Saylor deutet Bitcoin-Verkauf an: „Never sell“ könnte schaden
Der Executive Chairman von Strategy stellt das Dogma des nie endenden Haltens infrage – aus Sorge um die Kreditwürdigkeit des Unternehmens und den Wert seiner BTC-Bestände.
Veröffentlicht
18. Mai 2026

Michael Saylor hat eine Diskussion eröffnet, die in der Bitcoin-Community lange als Tabu galt: den möglichen Verkauf von Bitcoin durch sein Unternehmen Strategy. Der Executive Chairman sagte kürzlich in einem Podcast, dass das Festhalten an der strikten „Never sell“-Strategie auf Dauer den Wert des Assets untergraben könnte – und damit auch das Unternehmen selbst.
Glaubwürdigkeit statt Dogma
„Wir besitzen Bitcoin im Wert von rund 65 Milliarden Dollar. Wenn der Markt dächte, wir würden es niemals verkaufen, würden die Ratingagenturen sagen: Dann ist es wohl kein Asset“, erklärte Saylor im Gespräch mit Scott Melker auf The Wolf Of All Streets. Es gehe nicht um einen planmäßigen Ausstieg, sondern um die nötige Flexibilität, um das Vertrauen der Märkte zu erhalten.
Saylor betonte, dass am Bitcoin-Markt Liquidität zwischen 20 und 100 Milliarden Dollar vorhanden sei, die nicht an die Aktie oder Kreditwürdigkeit von Strategy gekoppelt sei. „Wenn wir sagen, wir werden diese Liquidität nie nutzen und dieses Asset nie verwenden, dann schaden wir dem Asset, auf dem 98 Prozent des Unternehmens basieren.“
„Es ist ziemlich wichtig für uns, das Signal zu senden: Wenn wir müssen, können wir.“
Michael Saylor, Executive Chairman Strategy
Kein kompletter Strategiewechsel
Die Äußerungen sind bemerkenswert, denn Saylor hatte über Jahre hinweg die Botschaft „Never sell your Bitcoin“ auf X (ehemals Twitter) verbreitet. Noch am 6. Mai schrieb er: „Kaufe mehr Bitcoin als du verkaufst“ – eine Nuance, die zeigt, dass ein kompletter Ausstieg nicht geplant ist.
Tatsächlich kaufte Strategy zwischen dem 4. und 10. Mai weitere 535 BTC für 43 Millionen Dollar, zu einem Durchschnittspreis von rund 80.340 Dollar pro Coin. Das Unternehmen hält aktuell 818.869 BTC mit einem durchschnittlichen Einstiegspreis von 75.540 Dollar.

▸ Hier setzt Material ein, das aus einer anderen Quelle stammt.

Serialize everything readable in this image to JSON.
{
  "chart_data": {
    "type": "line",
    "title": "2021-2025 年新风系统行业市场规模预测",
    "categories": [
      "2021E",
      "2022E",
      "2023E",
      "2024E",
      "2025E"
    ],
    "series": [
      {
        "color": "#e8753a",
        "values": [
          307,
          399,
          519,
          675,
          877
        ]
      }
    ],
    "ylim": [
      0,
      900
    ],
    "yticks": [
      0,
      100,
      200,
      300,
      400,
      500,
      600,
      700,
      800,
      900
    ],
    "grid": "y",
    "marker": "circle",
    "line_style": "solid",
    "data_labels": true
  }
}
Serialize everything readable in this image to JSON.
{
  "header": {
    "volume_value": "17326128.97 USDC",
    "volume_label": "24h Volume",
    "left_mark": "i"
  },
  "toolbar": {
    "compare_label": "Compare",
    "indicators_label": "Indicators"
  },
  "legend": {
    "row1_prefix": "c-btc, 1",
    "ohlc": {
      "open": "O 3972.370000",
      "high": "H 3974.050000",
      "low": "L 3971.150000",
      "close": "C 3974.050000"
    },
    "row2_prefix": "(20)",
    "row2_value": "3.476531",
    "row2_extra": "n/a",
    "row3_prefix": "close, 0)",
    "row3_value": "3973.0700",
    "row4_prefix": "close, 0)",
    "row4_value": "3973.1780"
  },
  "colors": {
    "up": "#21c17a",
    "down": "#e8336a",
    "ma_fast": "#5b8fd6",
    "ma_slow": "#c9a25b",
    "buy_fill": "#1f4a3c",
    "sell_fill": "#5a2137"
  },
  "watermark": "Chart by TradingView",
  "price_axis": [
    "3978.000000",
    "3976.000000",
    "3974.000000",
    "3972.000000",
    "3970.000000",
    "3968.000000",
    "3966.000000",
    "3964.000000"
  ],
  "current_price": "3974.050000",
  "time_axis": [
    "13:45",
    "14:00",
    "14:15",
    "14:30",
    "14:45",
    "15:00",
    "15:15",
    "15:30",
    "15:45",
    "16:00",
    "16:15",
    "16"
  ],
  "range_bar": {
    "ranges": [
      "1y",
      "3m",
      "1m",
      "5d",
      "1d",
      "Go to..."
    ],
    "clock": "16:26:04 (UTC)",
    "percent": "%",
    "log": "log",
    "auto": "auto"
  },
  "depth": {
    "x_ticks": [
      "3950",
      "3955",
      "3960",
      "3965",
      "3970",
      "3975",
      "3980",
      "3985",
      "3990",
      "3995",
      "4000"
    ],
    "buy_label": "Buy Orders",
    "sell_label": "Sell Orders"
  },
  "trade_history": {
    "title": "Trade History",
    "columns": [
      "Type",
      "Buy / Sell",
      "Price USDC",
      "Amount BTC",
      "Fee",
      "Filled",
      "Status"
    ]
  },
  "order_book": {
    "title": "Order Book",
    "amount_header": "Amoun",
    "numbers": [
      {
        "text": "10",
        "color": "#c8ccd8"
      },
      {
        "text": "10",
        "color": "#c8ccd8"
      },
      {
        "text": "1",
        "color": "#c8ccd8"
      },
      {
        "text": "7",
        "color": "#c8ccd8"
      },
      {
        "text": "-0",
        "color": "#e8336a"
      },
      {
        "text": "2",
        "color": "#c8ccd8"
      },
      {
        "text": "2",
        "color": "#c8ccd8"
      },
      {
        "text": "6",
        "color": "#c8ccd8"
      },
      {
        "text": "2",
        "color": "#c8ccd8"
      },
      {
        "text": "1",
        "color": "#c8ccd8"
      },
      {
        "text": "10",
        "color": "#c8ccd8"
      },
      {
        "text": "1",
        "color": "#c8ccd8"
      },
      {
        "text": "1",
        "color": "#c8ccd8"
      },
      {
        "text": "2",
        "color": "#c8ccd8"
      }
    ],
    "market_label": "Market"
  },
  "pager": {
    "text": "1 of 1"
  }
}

Reaktionen in der Bitcoin-Community
Die Andeutung eines möglichen Verkaufs löste in den sozialen Medien Spekulationen aus. Simon Dixon, CEO von BnkToTheFuture, warnte, dass Strategy unter Druck geraten könnte, wenn Finanzinstitute die Besicherung von Kreditstrukturen manipulieren. Dixon: „Es könnte sein, dass Strategy Bitcoin verkaufen muss, wenn der Finanzkomplex unsere BTC-besicherten Schuldverschreibungen manipuliert.“
Bewertung aus DACH-Perspektive
Sollte Strategy tatsächlich Teile seiner Bestände veräußern, wäre das ein Novum mit Signalwirkung. Für Anleger hierzulande bleibt die steuerliche Einordnung solcher Transaktionen relevant: Gewinne aus dem Verkauf von Bitcoin durch Unternehmen unterliegen in Deutschland der Körperschaftsteuer; Privatanleger sollten die Jahresfreigrenze von 600 Euro sowie die Haltefrist von einem Jahr beachten, die bei Verkauf vor Ablauf zu steuerpflichtigen Gewinnen führt.